A confrontation broke out between police and rangers and Mason, Osmond and their supporters, as the latter said the former were attempting to move their possessions. They had previously vowed not to move unless long-term accommodation was provided.
“They weren’t taking my generator!” Osmond said.
Halfway through the confrontation, the pair were offered a one-bedroom home in Margate. It immediately came to an end.
For the first time in two years they will no longer be homeless.
Tracey called it a “Mother’s Day present”; it’s also her birthday.
“But how can I feel so happy when they’re still doing this to people? It’s not right,” she said.
“I feel bad because we got a house.”
A spokesperson for Moreton Bay council described the clearance as “business as usual”.
Compliance notices were issued to three rough sleepers, she said, and rangers also executed nine notices given previously and cleared rubbish left on the site since the last clearance on 24 April.
A spokesperson for Brisbane city council said it was “taking a calm, measured and considered approach” to the tent encampment “to get people out of dangerous encampments and into safe accommodation”.

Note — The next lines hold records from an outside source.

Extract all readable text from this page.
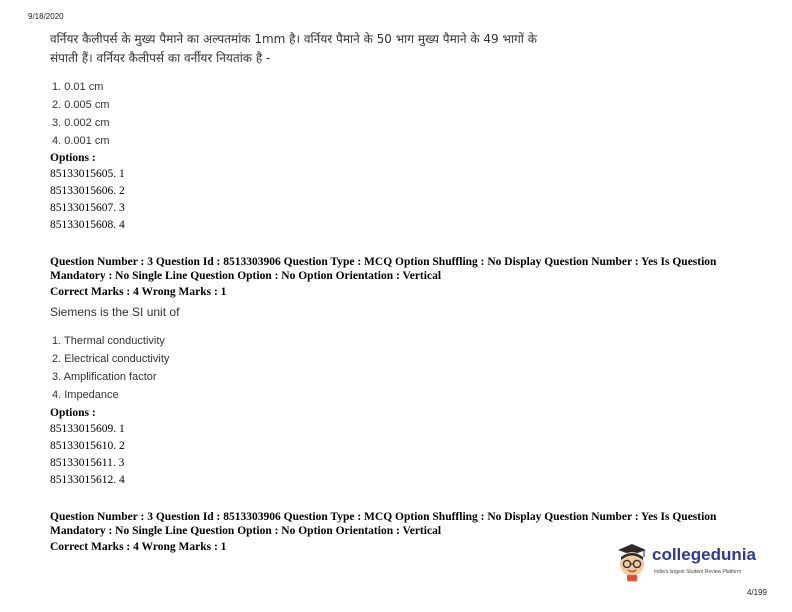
9/18/2020
वर्नियर कैलीपर्स के मुख्य पैमाने का अल्पतमांक 1mm है। वर्नियर पैमाने के 50 भाग मुख्य पैमाने के 49 भागों के
संपाती हैं। वर्नियर कैलीपर्स का वर्नीयर नियतांक है -
1. 0.01 cm
2. 0.005 cm
3. 0.002 cm
4. 0.001 cm
Options :
85133015605. 1
85133015606. 2
85133015607. 3
85133015608. 4
Question Number : 3 Question Id : 8513303906 Question Type : MCQ Option Shuffling : No Display Question Number : Yes Is Question
Mandatory : No Single Line Question Option : No Option Orientation : Vertical
Correct Marks : 4 Wrong Marks : 1
Siemens is the SI unit of
1. Thermal conductivity
2. Electrical conductivity
3. Amplification factor
4. Impedance
Options :
85133015609. 1
85133015610. 2
85133015611. 3
85133015612. 4
Question Number : 3 Question Id : 8513303906 Question Type : MCQ Option Shuffling : No Display Question Number : Yes Is Question
Mandatory : No Single Line Question Option : No Option Orientation : Vertical
Correct Marks : 4 Wrong Marks : 1	collegedunia
India's largest Student Review Platform
4/199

“Brisbane residents have grown increasingly concerned about the violence, drug use and antisocial behaviour occurring in tent encampments in parks,” she said.
The housing minister, Sam O’Connor, said housing outreach officers “were in Eddie Hyland Park, Musgrave Park and Carey Park over the past few days engaging with as many people as they safely could”.
“They will be back again this week and for as long as is needed,” he said.